8 comments on “We’ve Got Plenty of Critical Thinkers, We Need New Ideas.

  1. You alluded to the main problem of today’s ‘thinking American’, so I’ll say it outright:
    It’s not that Americans are too stupid (though many are), it’s laziness. Americans tend to rally around the easiest way to float through life, doing as little on their own as they possibly can. I look around and see Orwell’s Outer Party everywhere. (It seems Hate Week is upon us.)
    We all know what is wrong in our country. We all know where our system went wrong. We all know what it was designed to do; and who it was designed for. We know.
    We do not know, as a people, what exactly to do about it. As you stated, we continue screaming old, dead slogans and hope it does some good. It won’t; it never has.
    Even the “direct action” voices are misguided. They got to protests, hold signs, chant, get tear gassed, beaten, arrested. Everything they protest against gets rammed through anyway. I have heard people call for death to those in power. The system no longer relies on any one person, or even a group of persons. If all of those people with political and financial power were taken out today, they would be replaced by nightfall; business as usual in the morning. I have even been among the voices calling for armed revolution (from the days of W until recently). But to what end? Even if we do rise up and stop the machine; what comes next? I confess, I haven’t thought that all the way through myself.
    The machine is foul, seemingly unstoppable, and set on a collision course with our culture. It needs to be stopped; that much is certain. And we already know the reasons why. But how? And more importantly, what do we do afterwards?

    • Right on! It needs to be stopped. We can figure out what comes after, afterwards, but we have to wipe out the brainwashing that got us here in the first place, first.

      • But how? Even the liberals are brainwashed into thinking at they are “making a difference” when it’s glaringly obvious that the ‘other side’ views our opinion much the same way as a snake views the squeaks of the mouse it is consuming.
        Today’s “progressive Democrat” and yesterday’s “conservative Republican” are one and the same. Both think what the media tells them to think. Neither realize that FOX, MSNBC, CNN, and even PBS are only recycling old news, dead ideas, and rotten culture.

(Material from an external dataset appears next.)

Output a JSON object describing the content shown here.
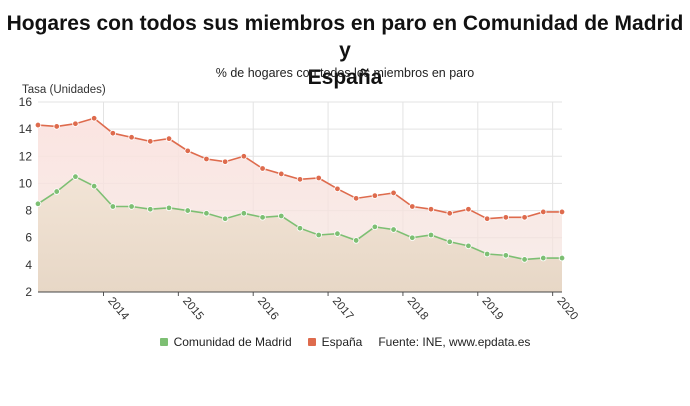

      • It’s definitely a challenge. The brainwashing runs deep. We need to reprogram ourselves and our peers. Then we need a variety of new approaches to living on planet Earth. We need to talk to each other, instead of consuming media, and focus more on direct survival. In many ways, the homeless are ahead of the curve, and we can learn a lot from their experience.

  2. This is an exceptional post.We should consider the ideas that influence our interpretation of data as often as possible.

  3. You wrote what I have been thinking since I took a step back after the election and asked myself: What did I really expect? And then an even scarier one: What if Gore had won? How would things be different?
    The election made my physically ill. Yes, I know it was psychological but it had its physical expression as well (stomach flu).
    Friends and children of friends writing about anger and how things couldn’t be allowed to actually happen this way and planning marches and more things which I remember from the 60s and some of that worked then but for those who kept their eyes open, how much really changed? What bothered me even more was the post-college generation that feel they are being denied basic rights because their candidate (and programs) didn’t win. Political activity not as a right and duty as a citizen but as a form of self-indulgence: “I feel therefore others must feel with me” “I oppose so my opposition must have an effect on the situation”. Reality be damned, of course.
    John, you so nailed it in every way.

    My first big step is to detach from most forms of expressing political ideas. Even if I didn’t have better things to do with my time, I can stay informed without actually feeling involved. The second step was to re-register to vote and decline to state a political affiliation. What that means to me personally is that I won’t get all those mailers clogging my mailbox. Or the phone calls. What else it means is that there is one less voter registered Democratic. What I’m saying is I decline to be identified as an active participant in this part of the political process. Whatever you’re selling, you can’t count on me buying it. I choose to not believe you when you say you care about me and millions like me. I choose to ignore your claim to represent me. Just go away and leave me alone.

    The Duc de la Rochefoucauld (a contemporary of Richelieu) was not always accepted at the French court and so retired to his country estates and reflected on the state of the court, the nation and people in general. His Maxims and Moral Reflections are a pithy guide to human social activity and what motivates it. Reading them won’t change the world or give you a useful guide on how to accomplish things but it will help deal with what you might expect from some people and what you should always/never expect from others. And in reading them you will see yourself as well but to be recognized by such a man is not an insult but an acceptance. A better psychologist than most psychologists and as worthy a guide as Machiavelli’s The Prince.

    This is a one time post but I know I’ll be back to revisit what you’ve written (and read other comments). I don’t think it’s going to lose its value, quite the opposite. And thank you.

    • Thank you! I’m glad you enjoyed the post, and thanks for that great, thoughtful comment. You are absolutely right. We need to rethink everything, politically, if we hope to learn from our mistakes.